The campground had very small hiker/biker spaces and didn’t allow fires, which was mildly disappointing. A fire would have helped with the mosquitoes. They were thick, but seemed lethargic and not so interested in our blood as in just hanging in big packs around our ears, buzzing. Chris and I were both pretty tired from the heat and three days of solid riding. After food and a coin-op shower I slept solidly. The next day was going to be a day off, at least mostly.
Friday. We took our time eating a light breakfast and packing up. We rode slowly back to Port Orchard and stopped periodically to take pictures. There was that pungent seaside seaweed salt-lick sweet-rot smell that I love, which, when mixed with the squaws of sea gulls makes it undeniable that you’re by the ocean. There is the sound of lapping water and usually a rope pinging against a pole in the wind.

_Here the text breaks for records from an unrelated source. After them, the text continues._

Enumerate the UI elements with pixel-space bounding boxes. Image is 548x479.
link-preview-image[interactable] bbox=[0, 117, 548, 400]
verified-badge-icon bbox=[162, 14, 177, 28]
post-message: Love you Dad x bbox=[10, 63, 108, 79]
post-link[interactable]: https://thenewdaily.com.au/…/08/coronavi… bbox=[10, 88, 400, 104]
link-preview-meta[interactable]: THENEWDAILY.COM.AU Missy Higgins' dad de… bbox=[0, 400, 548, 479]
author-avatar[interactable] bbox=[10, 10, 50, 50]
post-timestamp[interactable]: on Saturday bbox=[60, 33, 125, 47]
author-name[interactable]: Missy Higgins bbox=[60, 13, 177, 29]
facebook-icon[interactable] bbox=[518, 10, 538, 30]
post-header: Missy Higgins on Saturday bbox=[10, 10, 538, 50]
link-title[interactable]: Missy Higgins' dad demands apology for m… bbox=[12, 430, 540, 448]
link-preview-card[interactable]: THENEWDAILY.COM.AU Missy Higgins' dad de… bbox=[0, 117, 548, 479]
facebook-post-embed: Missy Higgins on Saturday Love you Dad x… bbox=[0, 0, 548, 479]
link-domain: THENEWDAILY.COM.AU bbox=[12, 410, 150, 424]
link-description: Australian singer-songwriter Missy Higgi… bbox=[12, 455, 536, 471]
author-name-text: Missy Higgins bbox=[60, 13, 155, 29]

We stopped for a larger breakfast in Port Orchard before crossing the channel by ferry to Bremerton. Breakfast was at the Hideaway Café, with Jon the waiter/food pusher, and Vern the neckless chef. Jon somehow roped us in, making sure we knew that “this here is the best breakfast in town.” The best kept secret in the northwest; the best food this side of the Rockies, and so on. The coffee wasn’t just any ol’ cheap mud, but was genuine Folger’s Brothers coffee, Northwest Blend. The menu consisted of a variety of combinations of sausage, bacon and ham, some with eggs, some with potatoes, some with biscuits, mostly just meat on meat. Jon highly recommended if we were hungry that we ought to try the breakfast burrito because, he said, “It’s got all your meats and potatoes to keep you goin’.” Everything on the menu sounded like gut bricks, so Chris and I stuck with a waffle each. It was the only thing that didn’t have meat cooked into it. When we ordered, Jon seemed mildly disappointed in us, a couple of skinny bike riders with a combined weight less than his own.

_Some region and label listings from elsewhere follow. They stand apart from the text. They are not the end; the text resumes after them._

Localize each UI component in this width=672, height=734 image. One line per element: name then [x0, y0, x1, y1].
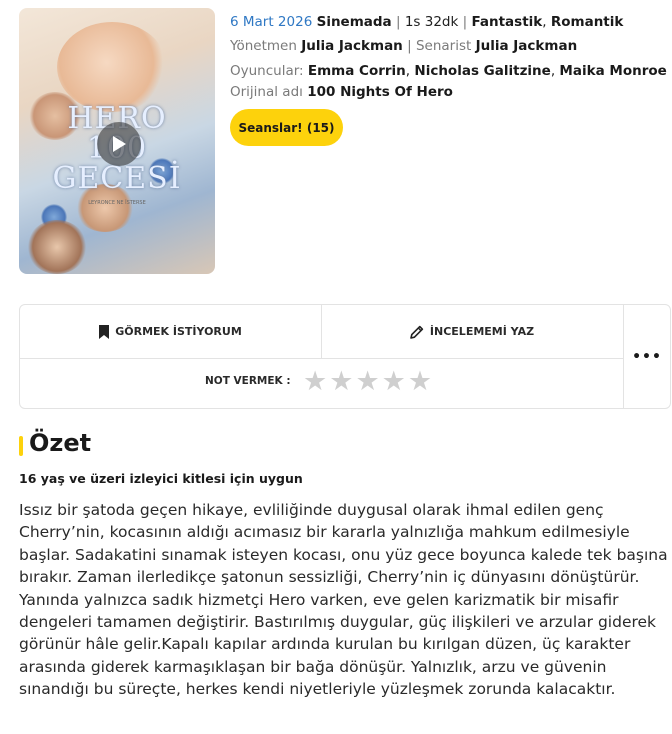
credits-row: Yönetmen Julia Jackman | Senarist Julia … — [230, 38, 578, 54]
cast-link[interactable]: Emma Corrin — [308, 63, 406, 79]
release-venue: Sinemada — [316, 14, 392, 30]
original-title-label: Orijinal adı — [230, 84, 303, 100]
section-accent-bar — [19, 436, 23, 456]
cast-link[interactable]: Maika Monroe — [559, 63, 666, 79]
poster-figure-bottom — [27, 220, 87, 274]
star-icon[interactable]: ★ — [408, 368, 432, 395]
play-trailer-button[interactable] — [97, 122, 141, 166]
genre-link-romantik[interactable]: Romantik — [551, 14, 624, 30]
cast-label: Oyuncular: — [230, 63, 304, 79]
play-icon — [113, 136, 126, 152]
star-icon[interactable]: ★ — [303, 368, 327, 395]
user-actions-panel: GÖRMEK İSTİYORUM İNCELEMEMİ YAZ ••• NOT … — [19, 304, 671, 409]
director-label: Yönetmen — [230, 38, 297, 54]
star-icon[interactable]: ★ — [382, 368, 406, 395]
poster-tagline: LEYRONCE NE İSTERSE — [88, 200, 146, 206]
star-rating: ★ ★ ★ ★ ★ — [303, 368, 432, 395]
bookmark-icon — [99, 324, 110, 339]
write-review-label: İNCELEMEMİ YAZ — [429, 325, 535, 338]
star-icon[interactable]: ★ — [355, 368, 379, 395]
more-dots-icon: ••• — [632, 348, 662, 365]
writer-label: Senarist — [415, 38, 472, 54]
write-review-button[interactable]: İNCELEMEMİ YAZ — [321, 305, 623, 358]
summary-text: Issız bir şatoda geçen hikaye, evliliğin… — [19, 501, 668, 699]
original-title-row: Orijinal adı 100 Nights Of Hero — [230, 80, 453, 104]
release-date: 6 Mart 2026 — [230, 14, 313, 30]
summary-heading: Özet — [29, 429, 92, 457]
age-rating-notice: 16 yaş ve üzeri izleyici kitlesi için uy… — [19, 471, 303, 486]
release-row: 6 Mart 2026 Sinemada | 1s 32dk | Fantast… — [230, 14, 624, 30]
watchlist-button[interactable]: GÖRMEK İSTİYORUM — [20, 305, 322, 358]
duration: 1s 32dk — [404, 14, 459, 30]
pencil-icon — [410, 325, 424, 339]
divider — [20, 358, 623, 359]
genre-link-fantastik[interactable]: Fantastik — [471, 14, 542, 30]
writer-link[interactable]: Julia Jackman — [476, 38, 578, 54]
watchlist-label: GÖRMEK İSTİYORUM — [115, 325, 242, 338]
star-icon[interactable]: ★ — [329, 368, 353, 395]
movie-poster[interactable]: HERO 100 GECESİ LEYRONCE NE İSTERSE — [19, 8, 215, 274]
cast-link[interactable]: Nicholas Galitzine — [414, 63, 550, 79]
director-link[interactable]: Julia Jackman — [301, 38, 403, 54]
original-title: 100 Nights Of Hero — [307, 84, 453, 100]
rating-label: NOT VERMEK : — [205, 375, 291, 387]
more-options-button[interactable]: ••• — [624, 305, 670, 408]
showtimes-button[interactable]: Seanslar! (15) — [230, 109, 343, 146]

Across the channel, as a coastal town, Bremerton was a let-down. We had thought we’d wander around for a while, but it seemed like a town that put on a plastic, American-style strip-mall façade around the ferry terminal. We rode around looking for somewhere interesting, like the places the “cool” kids hang out for coffee, but we found nothing. The affluent façade quickly gave way to what looked like poverty and destitution, and there seemed to be no redeeming middle ground. There was what seemed to be the unhappy rich trying to paste on a smile, and the unhappy poor unabashedly frowning. We caught the next ferry out of there, headed for Seattle.
I’m going to stop here with this part of the trip. I’ll come back for another installment and talk about the STP, Seattle To Portland ride.